Srilekha has also contributed to sustainable livelihood projects and legal aid programs for survivors of sex trafficking. She has been conducting research based programs on maternal health, mental health, gender based violence, sex and sexuality. Her interest lies in conducting workshops for young people on life skills, feminism, gender and sexuality, trauma, resilience and interpersonal relationships.

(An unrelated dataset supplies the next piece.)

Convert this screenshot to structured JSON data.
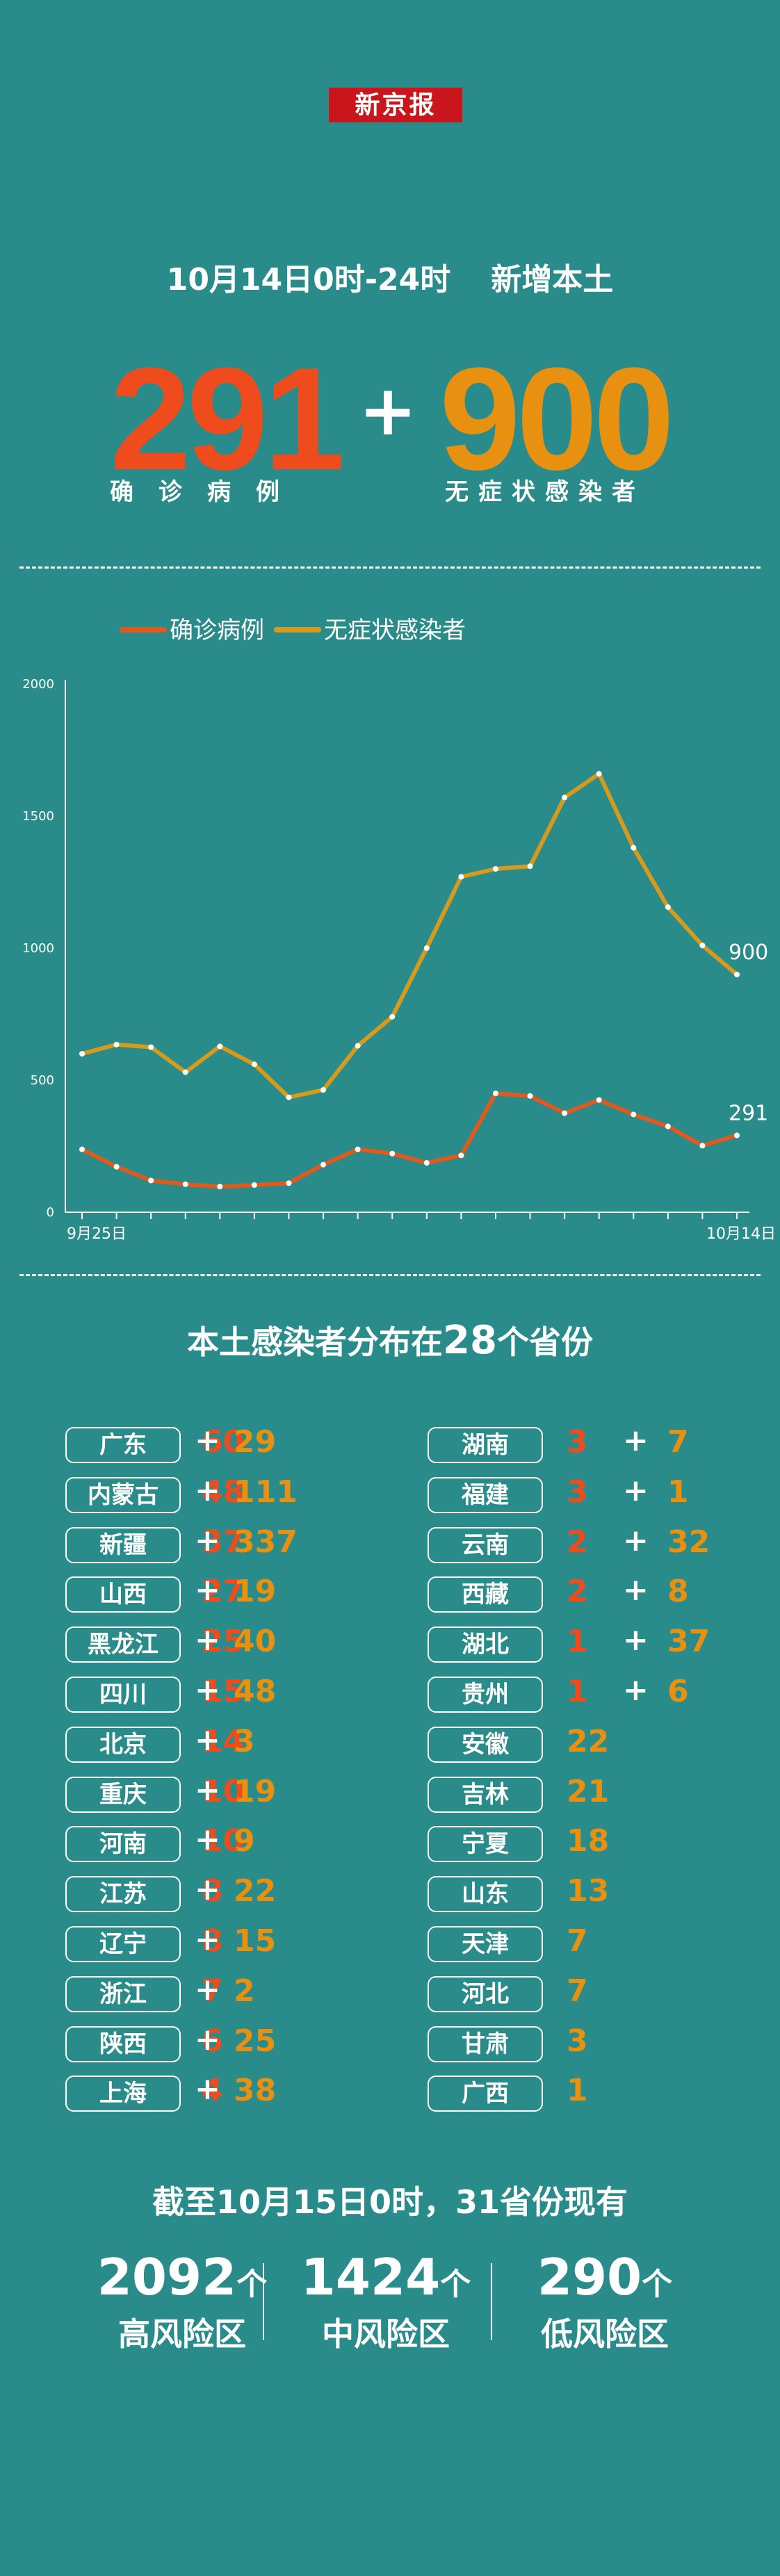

A Guwahati-based college student pursuing her Masters in Tata Institute of Social Sciences, Bidisha started the #BleedwithDignity campaign on the technology platform Change.org, demanding that the Government of Assam install
biodegradable sanitary pad vending machines in all government schools across the state. Her petition on Change.org has already gathered support from over 90000 people and continues to grow.

Bidisha was selected in Change.org’s flagship program ‘She Creates Change’ having run successful online advocacy
campaigns, which were widely recognised. Through the #BleedwithDignity campaign; she organised and celebrated World Menstrual Hygiene Day, 2019 in Guwahati, Assam by hosting a wall mural by collaborating with local organisations. The initiative was widely covered by national and local media, and the mural was later inaugurated by the event’s chief guest Commissioner of Guwahati Municipal Corporation (GMC) Debeswar Malakar, IAS.